En la morgue Edhi en Karachi, el olor es insoportable, debido a los 60 cuerpos, que se encuentran debido a una ola de calor sofocante y los frecuentes cortes de energía de las redes eléctricas impiden controlar la temperatura adecuada en la hacinada instalación.
Un cartel escrito a mano fuera dice que la morgue ya no tiene capacidad.
Tal es situación en la ciudad portuaria de Karachi, la mayor de Pakistán. Una ola de calor sin precedentes ha provocado la muerte a 748 personas en la provincia de Sindh, donde se encuentra Karachi. Las autoridades temen que la cifra suba considerablemente.

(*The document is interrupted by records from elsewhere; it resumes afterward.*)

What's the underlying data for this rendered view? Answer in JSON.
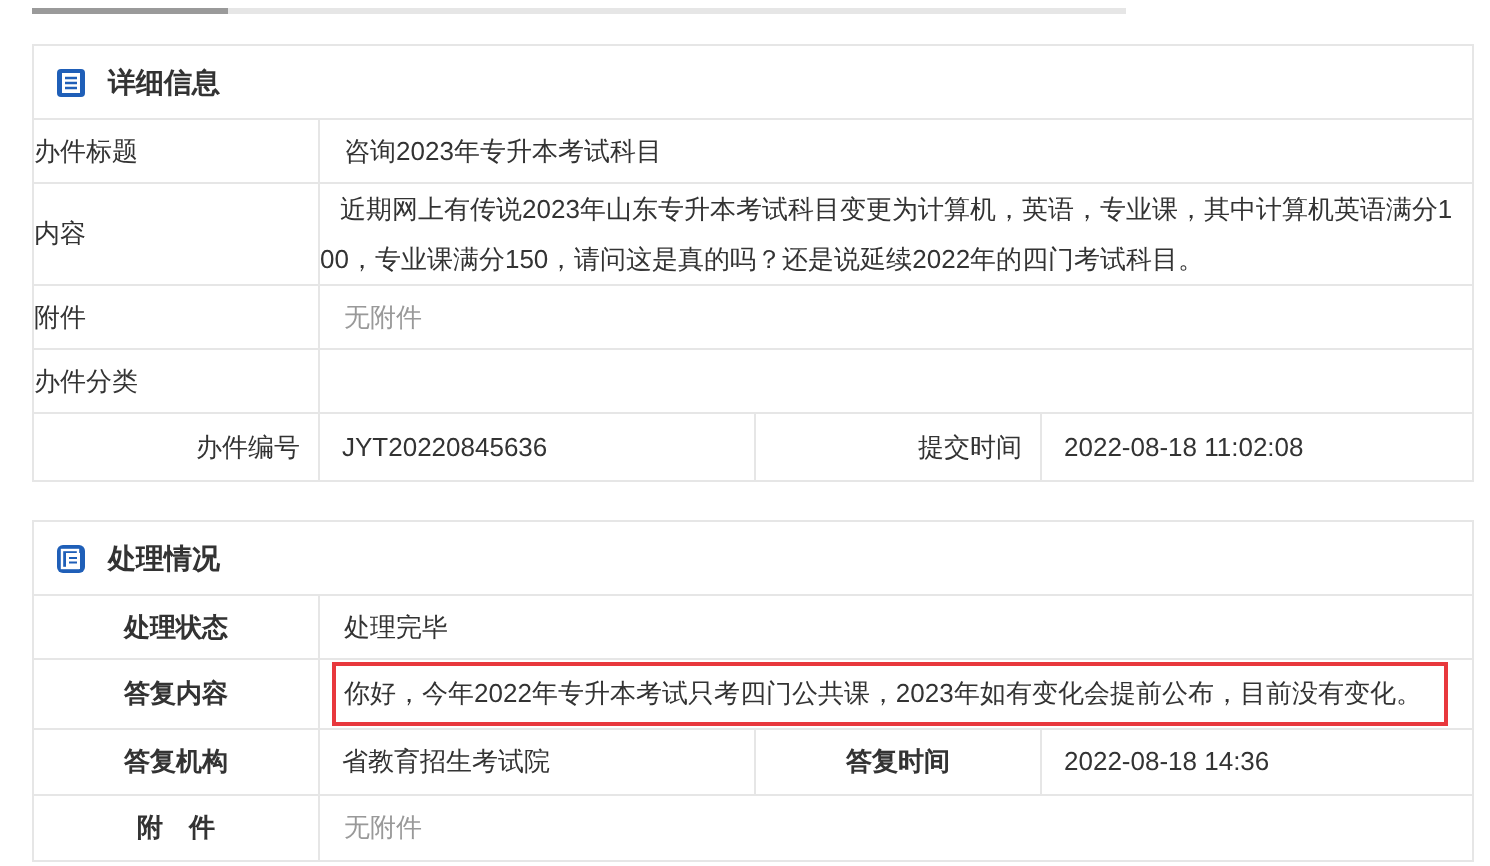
{
  "sections": [
    {
      "title": "详细信息",
      "rows": [
        {
          "kind": "wide",
          "label": "办件标题",
          "value": "咨询2023年专升本考试科目",
          "muted": false,
          "highlighted": false
        },
        {
          "kind": "paragraph",
          "label": "内容",
          "value": "近期网上有传说2023年山东专升本考试科目变更为计算机，英语，专业课，其中计算机英语满分100，专业课满分150，请问这是真的吗？还是说延续2022年的四门考试科目。",
          "muted": false,
          "highlighted": false
        },
        {
          "kind": "wide",
          "label": "附件",
          "value": "无附件",
          "muted": true,
          "highlighted": false
        },
        {
          "kind": "wide",
          "label": "办件分类",
          "value": "",
          "muted": false,
          "highlighted": false
        },
        {
          "kind": "split",
          "cells": [
            {
              "label": "办件编号",
              "value": "JYT20220845636"
            },
            {
              "label": "提交时间",
              "value": "2022-08-18 11:02:08"
            }
          ]
        }
      ]
    },
    {
      "title": "处理情况",
      "rows": [
        {
          "kind": "wide",
          "label": "处理状态",
          "value": "处理完毕",
          "muted": false,
          "highlighted": false
        },
        {
          "kind": "wide",
          "label": "答复内容",
          "value": "你好，今年2022年专升本考试只考四门公共课，2023年如有变化会提前公布，目前没有变化。",
          "muted": false,
          "highlighted": true
        },
        {
          "kind": "split",
          "cells": [
            {
              "label": "答复机构",
              "value": "省教育招生考试院"
            },
            {
              "label": "答复时间",
              "value": "2022-08-18 14:36"
            }
          ]
        },
        {
          "kind": "wide",
          "label": "附　件",
          "value": "无附件",
          "muted": true,
          "highlighted": false
        }
      ]
    }
  ]
}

Los Rangers, fuerza paramilitar de Pakistán, ha establecido 10 centros de socorro en toda la ciudad, distribuyendo agua y tabletas de sal. Pero incluso eso ha resultado insuficiente.
Las ambulancias llegan al Centro Médico Jinnah Post Graduate con un flujo constante de víctimas que sufren de deshidratación y agotamiento por calor.
Más de 2.300 han sido tratados por un golpe de calor en solo este hospital, dijeron las autoridades.
A lo largo de la provincia, el gobierno local busca ayuda adicional para hacer frente a la avalancha de pacientes.
Una brutal ola de calor
La ciudad suele ser muy calurosa en esta época del año, justo antes de las lluvias del monzón que traen un bienvenido alivio.
Pero la ola de calor de este año ha sido particularmente brutal.
Comenzó el viernes. El sábado, las temperaturas alcanzaron los 44,8 grados centígrados, la temperatura más alta registrada en el país en los últimos 15 años.
El domingo se redujo ligeramente a 42,5 grados.
Se espera que las temperaturas bajen en los últimos días de la semana.
Las obligaciones Ramadán añaden presión
Los ciudadanos de este país predominantemente musulmán están celebrando el Ramadán, el mes sagrado cuando fieles musulmanes en todo el mundo ayunan desde el amanecer hasta la puesta del sol.
Esto significa que, en medio de estas altas temperaturas, los pakistaníes están sin agua y comida durante el día.
Para empeorar las cosas, Karachi está lidiando con frecuentes cortes de energía, ya que las redes eléctricas no son capaces de seguir el ritmo de la demanda en una ciudad de 20 millones de habitantes.
El mes pasado, una ola de calor azotó la India, causando la muerte de más de 1.000 personas en una semana.